Standard Deviation is perhaps the least understood statistics commonly shown in data tables. The following article is intended to explain their meaning and provide additional insight on how they are used in data analysis. Both statistics are typically shown with the mean of a variable, and in a sense, they both speak about the mean.They are often referred to as the “standard deviation of the mean” However, they are not interchangeable and represent very different concepts.
Standard Deviation
Standard Deviation (often abbreviated as “Std Dev” or “SD”) provides an indication of how far the individual responses to a question vary or “deviate” from the mean. SD tells the researcher how spread out the responses are — are they concentrated around the mean, or scattered far & wide? Did all of your respondents rate your product in the middle of your scale, or did some love it and some hate it? Let’s say you’ve asked respondents to rate your product on a series of attributes on a 5-point scale. The mean for a group of ten respondents (labeled ‘A’ through ‘J’ below) for “good value for the money” was 3.2 with a SD of 0.4 and the mean for “product reliability” was 3.4 with a SD of 2.1. At first glance (looking at the means only) it would seem that reliability was rated higher than value. But the higher SD for reliability could indicate (as shown in the distribution below) that responses were very polarized, where most respondents had no reliability issues (rated the attribute a “5”), but a smaller, but important segment of respondents, had a reliability problem and rated the attribute “1”. Looking at the mean alone tells only part of the story, yet all too often, this is what researchers focus on. The distribution of responses is important to consider and the SD provides a valuable descriptive measure of this.

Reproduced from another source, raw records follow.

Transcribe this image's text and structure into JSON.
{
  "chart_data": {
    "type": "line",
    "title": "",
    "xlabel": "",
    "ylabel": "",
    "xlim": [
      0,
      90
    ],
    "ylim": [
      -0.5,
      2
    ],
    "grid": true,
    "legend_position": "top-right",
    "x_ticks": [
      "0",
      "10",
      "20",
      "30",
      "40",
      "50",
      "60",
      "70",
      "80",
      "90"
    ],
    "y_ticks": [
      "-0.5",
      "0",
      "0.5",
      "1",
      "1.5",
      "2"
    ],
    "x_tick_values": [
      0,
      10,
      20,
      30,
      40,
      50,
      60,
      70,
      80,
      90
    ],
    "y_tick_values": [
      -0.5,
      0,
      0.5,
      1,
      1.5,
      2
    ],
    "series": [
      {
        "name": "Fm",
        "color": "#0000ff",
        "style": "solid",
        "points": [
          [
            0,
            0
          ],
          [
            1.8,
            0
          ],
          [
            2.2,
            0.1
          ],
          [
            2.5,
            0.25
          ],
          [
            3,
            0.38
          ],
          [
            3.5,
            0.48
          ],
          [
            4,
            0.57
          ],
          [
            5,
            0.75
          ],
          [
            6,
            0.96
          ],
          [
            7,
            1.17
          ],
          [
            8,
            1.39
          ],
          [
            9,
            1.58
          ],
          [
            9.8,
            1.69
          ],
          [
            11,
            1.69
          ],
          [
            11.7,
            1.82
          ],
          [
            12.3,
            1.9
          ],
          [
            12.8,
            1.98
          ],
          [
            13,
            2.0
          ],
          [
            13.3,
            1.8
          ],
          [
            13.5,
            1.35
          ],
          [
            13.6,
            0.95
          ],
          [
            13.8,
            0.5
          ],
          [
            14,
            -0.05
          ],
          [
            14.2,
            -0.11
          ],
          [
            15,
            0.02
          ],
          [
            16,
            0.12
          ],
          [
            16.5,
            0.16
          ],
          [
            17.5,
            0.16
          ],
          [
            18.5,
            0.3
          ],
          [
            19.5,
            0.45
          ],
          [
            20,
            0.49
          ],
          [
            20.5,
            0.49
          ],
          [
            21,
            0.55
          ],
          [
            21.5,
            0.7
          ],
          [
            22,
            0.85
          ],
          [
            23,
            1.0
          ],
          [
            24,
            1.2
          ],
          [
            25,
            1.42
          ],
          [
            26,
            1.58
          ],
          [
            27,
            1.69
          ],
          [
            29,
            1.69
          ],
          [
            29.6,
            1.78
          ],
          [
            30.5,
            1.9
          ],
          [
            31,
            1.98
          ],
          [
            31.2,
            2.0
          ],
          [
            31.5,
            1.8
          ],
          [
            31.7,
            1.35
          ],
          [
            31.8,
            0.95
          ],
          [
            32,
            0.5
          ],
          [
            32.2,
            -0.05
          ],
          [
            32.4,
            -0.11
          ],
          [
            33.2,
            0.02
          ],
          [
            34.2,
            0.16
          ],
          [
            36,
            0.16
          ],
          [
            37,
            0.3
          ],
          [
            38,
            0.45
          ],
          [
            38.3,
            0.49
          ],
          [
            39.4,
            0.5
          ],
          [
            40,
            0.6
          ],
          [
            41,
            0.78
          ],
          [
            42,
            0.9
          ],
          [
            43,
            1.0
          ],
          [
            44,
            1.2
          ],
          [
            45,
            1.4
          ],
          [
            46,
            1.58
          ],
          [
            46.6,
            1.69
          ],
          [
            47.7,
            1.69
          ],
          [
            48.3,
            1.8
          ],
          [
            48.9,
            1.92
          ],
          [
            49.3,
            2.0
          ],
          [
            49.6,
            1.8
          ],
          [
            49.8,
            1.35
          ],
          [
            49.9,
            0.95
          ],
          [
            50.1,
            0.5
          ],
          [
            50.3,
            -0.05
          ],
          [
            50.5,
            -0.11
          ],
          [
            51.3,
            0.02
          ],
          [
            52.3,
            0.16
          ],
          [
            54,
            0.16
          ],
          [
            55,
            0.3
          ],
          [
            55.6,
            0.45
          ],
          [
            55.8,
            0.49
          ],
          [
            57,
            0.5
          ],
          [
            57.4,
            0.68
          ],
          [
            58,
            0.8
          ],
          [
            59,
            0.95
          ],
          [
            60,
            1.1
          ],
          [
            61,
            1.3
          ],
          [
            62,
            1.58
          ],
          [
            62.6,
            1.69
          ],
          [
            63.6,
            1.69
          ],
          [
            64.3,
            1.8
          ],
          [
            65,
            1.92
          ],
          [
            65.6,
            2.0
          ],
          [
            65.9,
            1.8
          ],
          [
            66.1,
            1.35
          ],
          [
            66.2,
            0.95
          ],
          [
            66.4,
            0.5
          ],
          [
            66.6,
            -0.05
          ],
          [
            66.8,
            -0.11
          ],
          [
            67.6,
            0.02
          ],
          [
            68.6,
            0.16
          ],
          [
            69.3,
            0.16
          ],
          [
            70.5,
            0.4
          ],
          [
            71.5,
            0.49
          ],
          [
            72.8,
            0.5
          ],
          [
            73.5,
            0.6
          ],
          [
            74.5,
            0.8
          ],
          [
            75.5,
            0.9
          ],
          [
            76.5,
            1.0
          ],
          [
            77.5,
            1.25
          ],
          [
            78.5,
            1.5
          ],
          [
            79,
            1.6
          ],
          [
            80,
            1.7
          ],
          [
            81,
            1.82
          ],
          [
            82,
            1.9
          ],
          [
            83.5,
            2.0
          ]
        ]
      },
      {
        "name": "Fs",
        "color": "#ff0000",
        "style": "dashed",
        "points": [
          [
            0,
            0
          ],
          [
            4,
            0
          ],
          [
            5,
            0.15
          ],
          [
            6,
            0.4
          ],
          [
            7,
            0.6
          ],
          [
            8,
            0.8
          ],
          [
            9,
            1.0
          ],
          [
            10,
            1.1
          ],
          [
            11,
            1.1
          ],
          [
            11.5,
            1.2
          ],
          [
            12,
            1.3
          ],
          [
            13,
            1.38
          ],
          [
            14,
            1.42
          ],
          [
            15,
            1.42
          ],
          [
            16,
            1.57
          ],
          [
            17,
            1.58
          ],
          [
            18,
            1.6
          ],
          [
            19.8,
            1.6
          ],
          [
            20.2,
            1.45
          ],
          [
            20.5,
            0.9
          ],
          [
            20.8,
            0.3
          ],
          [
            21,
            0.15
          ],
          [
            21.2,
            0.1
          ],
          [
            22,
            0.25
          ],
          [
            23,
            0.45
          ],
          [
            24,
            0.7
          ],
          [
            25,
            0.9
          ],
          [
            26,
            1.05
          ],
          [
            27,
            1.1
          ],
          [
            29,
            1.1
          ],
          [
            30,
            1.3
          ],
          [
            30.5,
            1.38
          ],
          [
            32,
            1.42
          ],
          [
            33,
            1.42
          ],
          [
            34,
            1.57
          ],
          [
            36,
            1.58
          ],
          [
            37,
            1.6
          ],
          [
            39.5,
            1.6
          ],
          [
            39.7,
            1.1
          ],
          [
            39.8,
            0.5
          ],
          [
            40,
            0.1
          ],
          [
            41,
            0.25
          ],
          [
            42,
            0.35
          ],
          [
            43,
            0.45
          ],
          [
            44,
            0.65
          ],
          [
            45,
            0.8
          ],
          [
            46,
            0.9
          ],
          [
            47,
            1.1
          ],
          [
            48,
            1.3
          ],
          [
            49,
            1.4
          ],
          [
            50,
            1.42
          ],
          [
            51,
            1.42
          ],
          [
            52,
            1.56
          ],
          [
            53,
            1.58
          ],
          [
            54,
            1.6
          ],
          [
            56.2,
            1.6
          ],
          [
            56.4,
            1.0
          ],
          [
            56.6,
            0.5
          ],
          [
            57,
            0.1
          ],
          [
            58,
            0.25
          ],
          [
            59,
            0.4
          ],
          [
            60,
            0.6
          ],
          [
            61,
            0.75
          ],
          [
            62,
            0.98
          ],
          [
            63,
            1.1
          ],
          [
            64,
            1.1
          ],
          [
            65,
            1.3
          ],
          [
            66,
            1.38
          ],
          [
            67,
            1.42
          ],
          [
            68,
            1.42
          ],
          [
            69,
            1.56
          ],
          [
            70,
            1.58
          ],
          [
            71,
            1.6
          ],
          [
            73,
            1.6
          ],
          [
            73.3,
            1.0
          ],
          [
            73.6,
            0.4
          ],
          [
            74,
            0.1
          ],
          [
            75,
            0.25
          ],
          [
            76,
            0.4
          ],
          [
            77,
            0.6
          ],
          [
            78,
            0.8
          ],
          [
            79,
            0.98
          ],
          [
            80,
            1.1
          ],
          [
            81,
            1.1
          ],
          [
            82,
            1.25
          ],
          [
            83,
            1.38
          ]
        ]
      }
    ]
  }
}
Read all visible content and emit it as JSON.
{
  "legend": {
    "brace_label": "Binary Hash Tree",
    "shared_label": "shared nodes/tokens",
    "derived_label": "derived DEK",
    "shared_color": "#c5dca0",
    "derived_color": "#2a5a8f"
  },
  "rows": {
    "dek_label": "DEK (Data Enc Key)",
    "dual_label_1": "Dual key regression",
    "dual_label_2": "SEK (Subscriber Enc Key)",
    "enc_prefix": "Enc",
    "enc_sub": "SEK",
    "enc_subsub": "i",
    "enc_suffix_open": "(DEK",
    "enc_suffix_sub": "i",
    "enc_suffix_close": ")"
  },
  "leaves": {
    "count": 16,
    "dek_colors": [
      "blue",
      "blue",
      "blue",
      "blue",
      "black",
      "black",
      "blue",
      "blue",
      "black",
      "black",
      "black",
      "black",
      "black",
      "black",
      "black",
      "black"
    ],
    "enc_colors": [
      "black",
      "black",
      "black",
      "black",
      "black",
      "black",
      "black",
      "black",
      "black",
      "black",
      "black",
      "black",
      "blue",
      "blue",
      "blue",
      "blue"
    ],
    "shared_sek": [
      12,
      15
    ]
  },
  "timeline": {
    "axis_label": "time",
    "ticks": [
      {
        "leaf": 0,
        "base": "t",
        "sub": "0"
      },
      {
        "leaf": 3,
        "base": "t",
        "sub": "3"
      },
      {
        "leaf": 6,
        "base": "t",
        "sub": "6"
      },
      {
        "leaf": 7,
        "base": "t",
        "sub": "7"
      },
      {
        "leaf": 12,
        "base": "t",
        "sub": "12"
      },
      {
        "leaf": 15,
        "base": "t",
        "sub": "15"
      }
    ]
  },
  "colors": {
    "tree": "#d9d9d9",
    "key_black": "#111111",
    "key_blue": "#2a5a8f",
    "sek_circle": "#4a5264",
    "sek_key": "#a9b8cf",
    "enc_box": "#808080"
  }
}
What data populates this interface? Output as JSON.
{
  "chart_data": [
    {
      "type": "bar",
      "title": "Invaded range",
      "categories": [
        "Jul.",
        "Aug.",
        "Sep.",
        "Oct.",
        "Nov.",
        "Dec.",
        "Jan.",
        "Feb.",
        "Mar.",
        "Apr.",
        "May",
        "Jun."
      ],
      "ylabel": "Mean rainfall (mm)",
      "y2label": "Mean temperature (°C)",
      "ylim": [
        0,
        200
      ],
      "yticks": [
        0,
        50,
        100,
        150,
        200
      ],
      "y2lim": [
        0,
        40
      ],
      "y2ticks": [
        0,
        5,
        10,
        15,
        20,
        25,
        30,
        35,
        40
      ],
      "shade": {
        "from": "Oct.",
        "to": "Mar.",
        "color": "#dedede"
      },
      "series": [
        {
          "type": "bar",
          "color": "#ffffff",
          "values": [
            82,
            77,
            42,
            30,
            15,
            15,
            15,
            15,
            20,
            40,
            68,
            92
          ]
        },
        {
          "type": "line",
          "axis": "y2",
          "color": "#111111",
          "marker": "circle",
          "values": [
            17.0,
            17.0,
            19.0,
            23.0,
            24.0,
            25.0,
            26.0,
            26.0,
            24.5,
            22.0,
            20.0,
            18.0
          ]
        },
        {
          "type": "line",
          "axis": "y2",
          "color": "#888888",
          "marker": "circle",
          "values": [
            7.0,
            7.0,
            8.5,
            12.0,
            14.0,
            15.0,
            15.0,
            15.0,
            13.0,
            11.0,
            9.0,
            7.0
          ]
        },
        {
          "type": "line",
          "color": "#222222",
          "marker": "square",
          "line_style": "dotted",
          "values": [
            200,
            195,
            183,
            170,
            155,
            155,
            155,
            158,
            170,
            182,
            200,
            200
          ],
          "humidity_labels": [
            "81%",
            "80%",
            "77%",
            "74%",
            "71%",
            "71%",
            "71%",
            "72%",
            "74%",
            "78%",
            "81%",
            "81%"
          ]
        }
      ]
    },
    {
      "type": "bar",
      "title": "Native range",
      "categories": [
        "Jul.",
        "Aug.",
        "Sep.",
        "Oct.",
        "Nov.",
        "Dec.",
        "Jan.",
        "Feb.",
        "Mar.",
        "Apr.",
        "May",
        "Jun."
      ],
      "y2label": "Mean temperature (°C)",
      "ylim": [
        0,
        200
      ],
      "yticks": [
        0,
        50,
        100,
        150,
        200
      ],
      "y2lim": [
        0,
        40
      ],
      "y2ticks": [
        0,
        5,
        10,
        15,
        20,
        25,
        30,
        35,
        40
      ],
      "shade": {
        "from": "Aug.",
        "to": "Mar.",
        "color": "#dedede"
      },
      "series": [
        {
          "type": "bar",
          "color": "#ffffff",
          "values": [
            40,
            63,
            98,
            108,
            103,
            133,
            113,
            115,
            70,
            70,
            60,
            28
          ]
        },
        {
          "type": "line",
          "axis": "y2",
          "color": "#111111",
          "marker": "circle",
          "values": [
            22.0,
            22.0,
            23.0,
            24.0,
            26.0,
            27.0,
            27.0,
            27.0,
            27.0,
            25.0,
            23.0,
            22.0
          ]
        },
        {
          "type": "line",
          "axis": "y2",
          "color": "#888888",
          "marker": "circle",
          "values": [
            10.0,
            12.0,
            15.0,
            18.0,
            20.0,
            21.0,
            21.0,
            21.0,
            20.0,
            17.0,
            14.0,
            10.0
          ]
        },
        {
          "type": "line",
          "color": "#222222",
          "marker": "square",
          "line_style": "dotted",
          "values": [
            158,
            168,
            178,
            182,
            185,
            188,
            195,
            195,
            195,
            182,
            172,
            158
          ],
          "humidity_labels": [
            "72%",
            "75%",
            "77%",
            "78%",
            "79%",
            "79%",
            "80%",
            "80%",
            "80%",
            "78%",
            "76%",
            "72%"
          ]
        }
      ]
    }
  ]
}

Technical disclaimer: thinking of the Standard Deviation as an “average deviation” is an excellent way of
conceptionally understanding its meaning. However, it is not actually calculated as an average (if it were, we would call it the “average deviation”). Instead, it is “standardized,” a somewhat complex method of computing the value using the sum of the squares. For practical purposes, the computation is not important. Most tabulation programs, spreadsheets or other data management tools will calculate the SD for you. More important is to understand what the statistics convey.